|Cyprus Table of Contents
Cyprus experienced a rapid and intense economic transformation after World War II. The traditional economy of subsistence agriculture and animal husbandry was replaced by a commercial economy, centered in expanding urban areas. These economic changes resulted from extensive construction of housing and other facilities for British military personnel during World War II; exports of minerals (60 percent of all exports), which became the island's most valuable export in the 1950s; and the fourteenfold increase in British military spending through the postwar period. (Cyprus became Britain's most important base in the eastern Mediterranean after the loss of bases in the Arab countries.) Independence brought such an acceleration of economic development, the so-called "economic explosion," that by the end of the 1960s the objectives of the government's economic planning were not only fulfilled, but overtaken.
In this context of economic growth, agriculture modernized, farm machinery became common, irrigation increased, and the scientific use of pesticides and fertilizers became widespread, but farming became less important in the economy as a whole. Although agricultural income tripled during the 1950s, and then doubled in the 1960s, earnings from industry, construction, trade, tourism, and telecommunications grew even more, and agriculture's share of the gross domestic product (GDP) declined. This decline brought with it changes in employment for many. The increasing fragmentation of farms through inheritance and a shortage of water caused Cypriots to leave farming for full-time or part-time jobs in other economic sectors. The proximity of employment opportunities in urban areas only made the transition easier.
The flight from agriculture, which became noticeable in the decade and a half after World War II, continued after independence and reached a peak in 1974, when the best and most productive agricultural land fell under Turkish occupation. In 1960, some 40.3 percent of the economically active population were agricultural workers; in 1973, the figure were down to 33.6 percent employed in this sector. In 1988 government figures estimated only 13.9 percent of the work force earned a living from farming full time. Although changes in accounting principles are the cause of some of this decline, the decline of agricultural employment since the late 1940s was striking.
Urbanization in Cyprus did not result in the annihilation of traditional values and practices, but in their preservation. Urbanization took place under conditions that generally spared the island the problems often connected with migration of large numbers of unemployed farm workers to urban centers. For one thing, urbanization occurred in a period of prosperity and increasing economic activity, and employment was available. In addition, farm workers generally left their villages only when they had found work in urban areas. Another happy circumstance was that the island's small size and its good road system linked most villages to the towns, so that many rural workers could commute daily to their new jobs. The capital and largest city was especially well connected to the countryside. Finally, rural migrants unable to afford housing in Nicosia and other towns were able to settle in nearby villages, a circumstance that reduced the likelihood of slums.
Many migrants regarded access to secondary education as a principal reason for moving to the city.
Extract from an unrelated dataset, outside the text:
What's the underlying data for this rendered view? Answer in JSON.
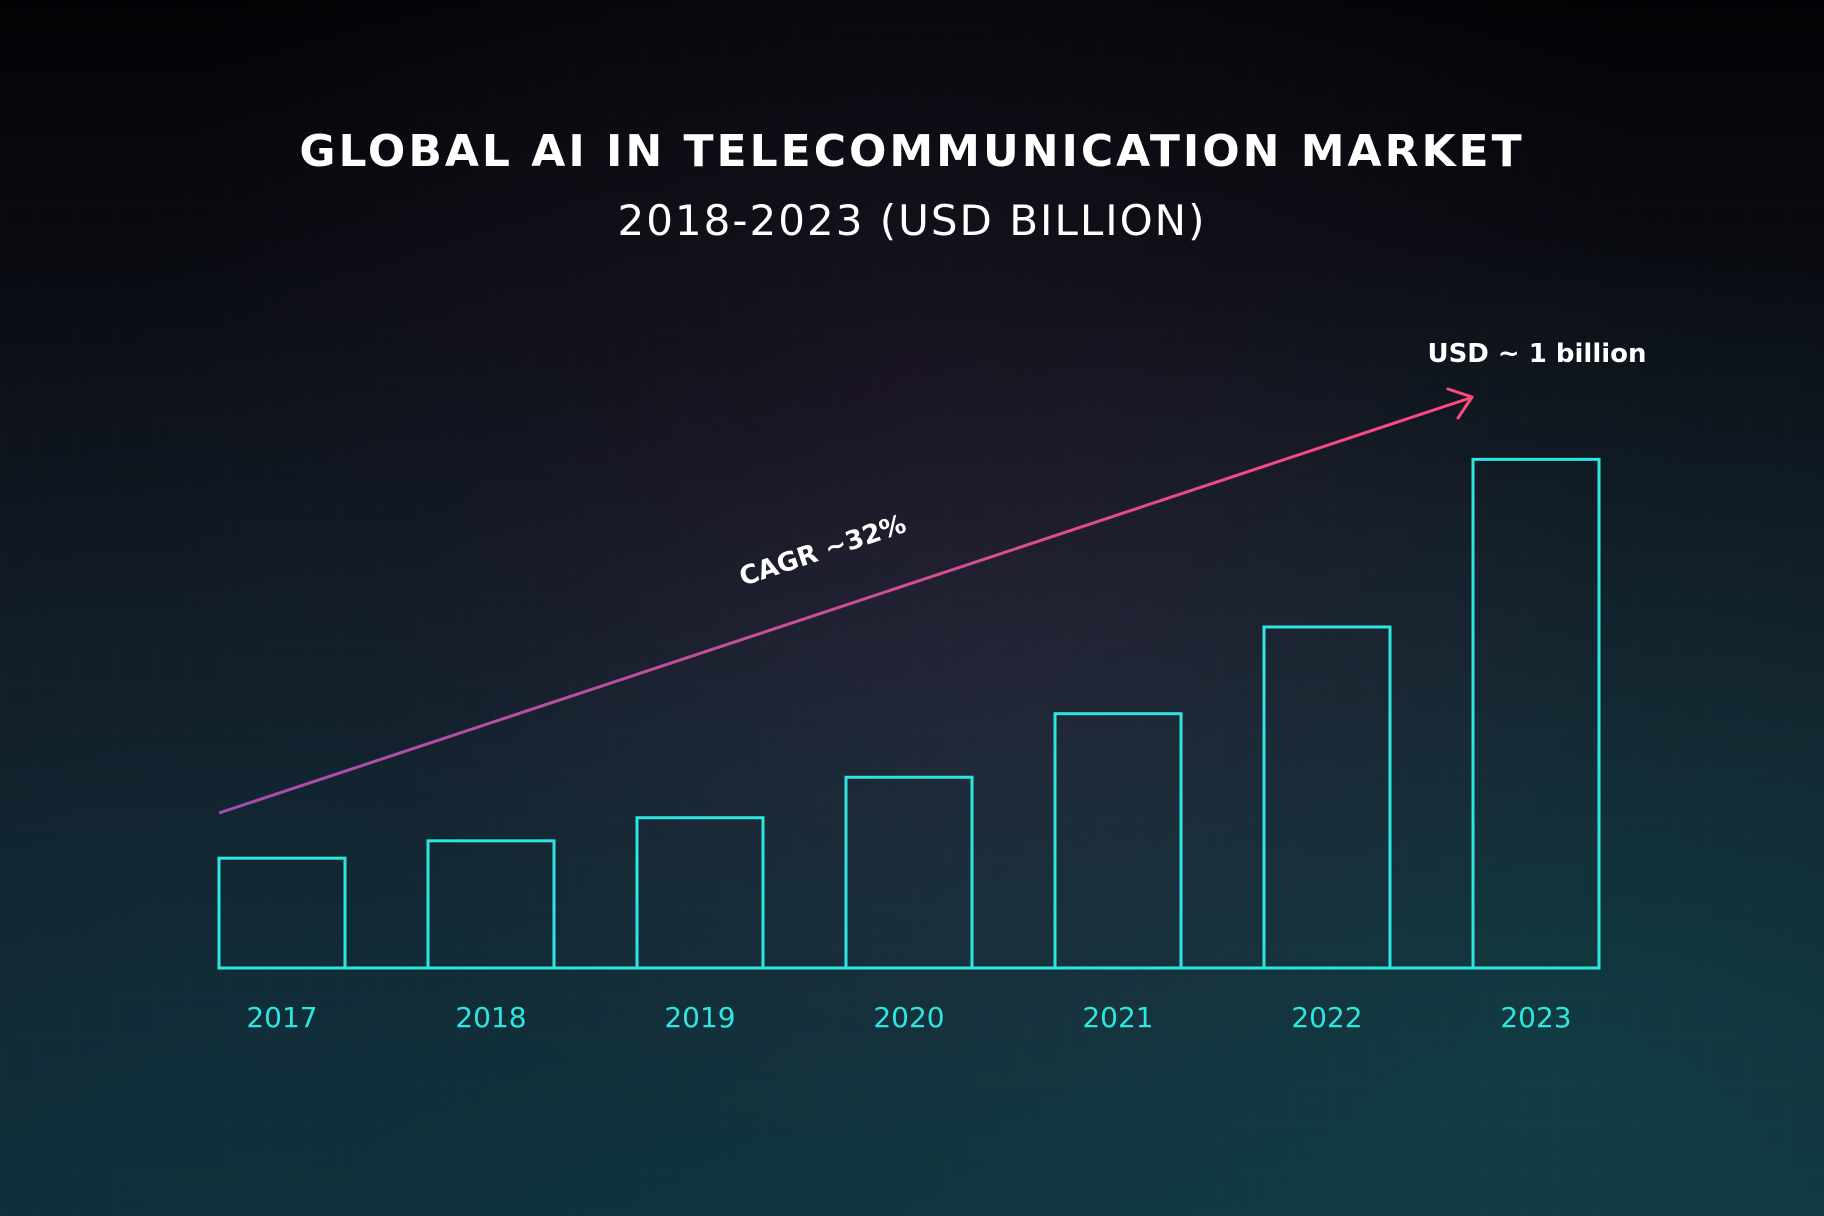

While traditional Cypriot agricultural society valued land above all else and considered education a wasteful luxury, a modern and diversified economy made education a necessity. Migrants came to value education as the principal means of improving their material and social positions. Expansion of education contributed immensely to the dissemination of urban values and organizations to rural Cyprus.
Postwar population redistribution in Cyprus was so extensive that most urban dwellers were born in rural areas. These migrants maintained close ties with the countryside, and many owned plots of land in their places of origin. The satisfaction of owning land went beyond increasing property values, a fact that is easy to understand in Cypriots, who were an agricultural people until just a generation ago.